Now to figure out what might have caused "Connection prematurely closed by remote server". Love these things happen when I've tuned down Unbound logging. :slight_smile:

A quick look had 2 entries after AAAA requests to "dc.services.visualstudio.com".

Tried going to "dc.services.visualstudio.com" which is probably not web facing and triggered a 3rd error and all three have similar output. (and a 4th after I turned off IPS/IDS just to see if it was interfering).

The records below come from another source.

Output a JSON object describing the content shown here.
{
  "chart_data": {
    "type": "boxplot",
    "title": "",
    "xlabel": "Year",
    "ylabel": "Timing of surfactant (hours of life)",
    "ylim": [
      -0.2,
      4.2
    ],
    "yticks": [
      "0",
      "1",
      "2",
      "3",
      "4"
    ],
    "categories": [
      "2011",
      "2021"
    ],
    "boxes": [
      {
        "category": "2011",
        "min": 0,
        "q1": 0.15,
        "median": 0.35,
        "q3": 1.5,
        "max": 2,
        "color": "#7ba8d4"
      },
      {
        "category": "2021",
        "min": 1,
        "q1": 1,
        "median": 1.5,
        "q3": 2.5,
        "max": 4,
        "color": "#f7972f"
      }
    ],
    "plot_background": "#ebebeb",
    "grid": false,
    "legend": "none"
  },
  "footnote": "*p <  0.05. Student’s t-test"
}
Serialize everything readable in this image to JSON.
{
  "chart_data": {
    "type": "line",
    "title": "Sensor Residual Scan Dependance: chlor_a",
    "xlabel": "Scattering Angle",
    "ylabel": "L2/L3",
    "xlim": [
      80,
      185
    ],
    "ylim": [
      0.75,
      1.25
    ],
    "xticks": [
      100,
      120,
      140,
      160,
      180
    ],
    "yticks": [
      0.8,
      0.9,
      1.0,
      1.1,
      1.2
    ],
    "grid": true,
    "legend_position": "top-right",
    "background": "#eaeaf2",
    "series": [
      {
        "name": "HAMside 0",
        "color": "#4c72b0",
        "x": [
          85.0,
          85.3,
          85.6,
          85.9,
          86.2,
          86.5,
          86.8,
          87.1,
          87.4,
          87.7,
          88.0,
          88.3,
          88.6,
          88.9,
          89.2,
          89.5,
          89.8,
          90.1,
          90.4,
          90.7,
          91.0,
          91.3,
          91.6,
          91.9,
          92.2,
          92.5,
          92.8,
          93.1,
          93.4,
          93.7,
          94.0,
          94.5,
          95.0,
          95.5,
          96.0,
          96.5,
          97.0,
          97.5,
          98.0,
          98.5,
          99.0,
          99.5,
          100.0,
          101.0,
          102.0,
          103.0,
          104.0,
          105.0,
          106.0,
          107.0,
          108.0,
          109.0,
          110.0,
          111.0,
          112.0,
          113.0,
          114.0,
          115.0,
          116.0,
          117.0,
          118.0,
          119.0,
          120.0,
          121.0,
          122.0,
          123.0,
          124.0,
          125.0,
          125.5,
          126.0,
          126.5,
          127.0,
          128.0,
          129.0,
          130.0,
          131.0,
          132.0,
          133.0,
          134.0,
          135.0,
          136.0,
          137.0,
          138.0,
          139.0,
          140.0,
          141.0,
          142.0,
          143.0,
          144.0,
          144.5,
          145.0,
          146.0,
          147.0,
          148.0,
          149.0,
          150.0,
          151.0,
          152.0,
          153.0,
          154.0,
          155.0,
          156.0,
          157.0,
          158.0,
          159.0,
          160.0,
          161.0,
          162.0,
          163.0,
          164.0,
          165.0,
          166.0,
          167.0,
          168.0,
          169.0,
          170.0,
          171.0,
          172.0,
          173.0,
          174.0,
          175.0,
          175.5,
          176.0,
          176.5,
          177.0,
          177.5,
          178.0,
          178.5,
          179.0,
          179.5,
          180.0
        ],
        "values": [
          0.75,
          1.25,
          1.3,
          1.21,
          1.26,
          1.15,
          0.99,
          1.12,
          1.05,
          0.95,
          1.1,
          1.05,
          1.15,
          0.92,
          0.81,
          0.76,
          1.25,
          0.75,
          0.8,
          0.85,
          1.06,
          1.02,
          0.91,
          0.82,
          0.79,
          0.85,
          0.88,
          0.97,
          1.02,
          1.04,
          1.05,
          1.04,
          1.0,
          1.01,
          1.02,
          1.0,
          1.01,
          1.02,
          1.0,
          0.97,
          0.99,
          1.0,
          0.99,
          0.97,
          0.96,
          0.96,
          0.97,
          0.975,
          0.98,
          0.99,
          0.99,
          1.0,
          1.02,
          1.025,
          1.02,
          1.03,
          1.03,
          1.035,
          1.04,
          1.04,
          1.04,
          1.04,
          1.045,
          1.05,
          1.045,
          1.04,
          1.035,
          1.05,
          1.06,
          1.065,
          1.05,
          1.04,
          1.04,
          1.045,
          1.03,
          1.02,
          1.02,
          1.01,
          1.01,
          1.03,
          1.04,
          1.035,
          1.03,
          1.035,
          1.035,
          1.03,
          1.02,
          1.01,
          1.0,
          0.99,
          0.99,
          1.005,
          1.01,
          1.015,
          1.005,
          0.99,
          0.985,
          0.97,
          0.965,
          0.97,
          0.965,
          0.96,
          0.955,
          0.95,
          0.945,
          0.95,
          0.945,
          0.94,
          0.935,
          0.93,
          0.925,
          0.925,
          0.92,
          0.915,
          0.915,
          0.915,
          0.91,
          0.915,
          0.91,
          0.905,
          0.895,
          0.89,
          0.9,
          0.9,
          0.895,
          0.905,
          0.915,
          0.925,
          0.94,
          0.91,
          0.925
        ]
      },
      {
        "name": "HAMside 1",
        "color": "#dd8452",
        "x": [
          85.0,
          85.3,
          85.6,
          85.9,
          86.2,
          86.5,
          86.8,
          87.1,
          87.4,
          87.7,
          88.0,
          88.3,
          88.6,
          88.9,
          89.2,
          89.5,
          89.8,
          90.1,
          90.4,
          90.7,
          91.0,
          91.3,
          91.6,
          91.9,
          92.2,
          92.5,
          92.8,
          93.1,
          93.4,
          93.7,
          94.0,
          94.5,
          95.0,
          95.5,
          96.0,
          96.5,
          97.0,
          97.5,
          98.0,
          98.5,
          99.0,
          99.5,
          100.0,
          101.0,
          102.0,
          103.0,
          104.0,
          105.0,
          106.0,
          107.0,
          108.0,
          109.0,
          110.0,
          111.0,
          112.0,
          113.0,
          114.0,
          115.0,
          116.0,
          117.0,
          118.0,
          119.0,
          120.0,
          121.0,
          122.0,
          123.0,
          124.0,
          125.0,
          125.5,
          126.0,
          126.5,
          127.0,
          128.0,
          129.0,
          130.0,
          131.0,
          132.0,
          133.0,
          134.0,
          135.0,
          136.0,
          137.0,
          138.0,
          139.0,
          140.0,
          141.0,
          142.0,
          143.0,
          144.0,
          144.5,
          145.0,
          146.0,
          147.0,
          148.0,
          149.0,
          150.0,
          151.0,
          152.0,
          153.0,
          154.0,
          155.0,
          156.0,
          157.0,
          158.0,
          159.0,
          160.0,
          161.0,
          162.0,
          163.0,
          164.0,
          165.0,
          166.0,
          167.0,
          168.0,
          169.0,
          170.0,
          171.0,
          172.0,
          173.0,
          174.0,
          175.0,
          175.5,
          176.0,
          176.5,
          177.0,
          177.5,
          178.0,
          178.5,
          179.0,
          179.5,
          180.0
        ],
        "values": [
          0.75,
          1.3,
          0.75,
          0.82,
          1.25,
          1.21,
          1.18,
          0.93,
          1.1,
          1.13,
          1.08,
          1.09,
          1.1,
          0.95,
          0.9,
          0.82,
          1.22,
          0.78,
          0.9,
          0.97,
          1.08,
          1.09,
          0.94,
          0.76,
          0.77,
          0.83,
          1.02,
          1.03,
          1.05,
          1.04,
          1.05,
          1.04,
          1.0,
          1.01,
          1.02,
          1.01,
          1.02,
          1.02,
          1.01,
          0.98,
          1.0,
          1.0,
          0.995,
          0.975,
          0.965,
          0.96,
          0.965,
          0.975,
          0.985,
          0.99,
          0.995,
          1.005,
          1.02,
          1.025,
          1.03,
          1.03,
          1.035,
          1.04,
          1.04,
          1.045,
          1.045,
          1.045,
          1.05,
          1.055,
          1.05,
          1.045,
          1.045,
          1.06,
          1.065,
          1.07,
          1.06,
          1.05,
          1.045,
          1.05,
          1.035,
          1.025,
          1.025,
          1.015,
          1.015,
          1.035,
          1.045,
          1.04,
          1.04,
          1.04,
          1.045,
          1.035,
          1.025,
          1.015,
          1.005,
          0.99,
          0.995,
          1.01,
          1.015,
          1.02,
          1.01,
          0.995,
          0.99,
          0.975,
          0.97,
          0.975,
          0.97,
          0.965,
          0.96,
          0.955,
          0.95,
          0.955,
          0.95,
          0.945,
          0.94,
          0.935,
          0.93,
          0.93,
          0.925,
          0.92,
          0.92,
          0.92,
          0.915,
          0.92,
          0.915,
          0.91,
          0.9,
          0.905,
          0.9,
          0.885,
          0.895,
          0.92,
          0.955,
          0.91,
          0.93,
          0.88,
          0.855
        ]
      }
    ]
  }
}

May 6 20:55:47 dnsmasq[26976]: query[AAAA] dc.services.visualstudio.com from 172.16.3.107
May 6 20:55:47 dnsmasq[26976]: cached-stale dc.services.visualstudio.com is
May 6 20:55:47 dnsmasq[26976]: cached-stale dc.applicationinsights.microsoft.com is
May 6 20:55:47 dnsmasq[26976]: cached-stale dc.applicationinsights.azure.com is
May 6 20:55:47 dnsmasq[26976]: cached-stale global.in.ai.monitor.azure.com is
May 6 20:55:47 dnsmasq[26976]: cached-stale global.in.ai.privatelink.monitor.azure.com is
May 6 20:55:47 dnsmasq[26976]: cached-stale dc.trafficmanager.net is
May 6 20:55:47 dnsmasq[26976]: cached-stale westus2-global.in.applicationinsights.azure.com is
May 6 20:55:47 dnsmasq[26976]: cached-stale gig-ai-prod-westus2-global.trafficmanager.net is
May 6 20:55:47 dnsmasq[26976]: cached-stale gig-ai-g-prod-westus2-2-app-v4-tag.westus2.cloudapp.azure.com is NODATA-IPv6
May 6 20:55:47 dnsmasq[26976]: failed to send TCP(read_write) packet: Connection prematurely closed by remote server

As said above, this may be perfectly normal (as in: it has always happened, not as in: it is expected). Before this rather recent change, we simple have not logged such events. Interestingly, I do too have a local unbound running receiving both UDP and TCP traffic and haven't had a single occurrence of this warning in almost three weeks since this was added.

No worries. I'll let it all keep going. Thanks!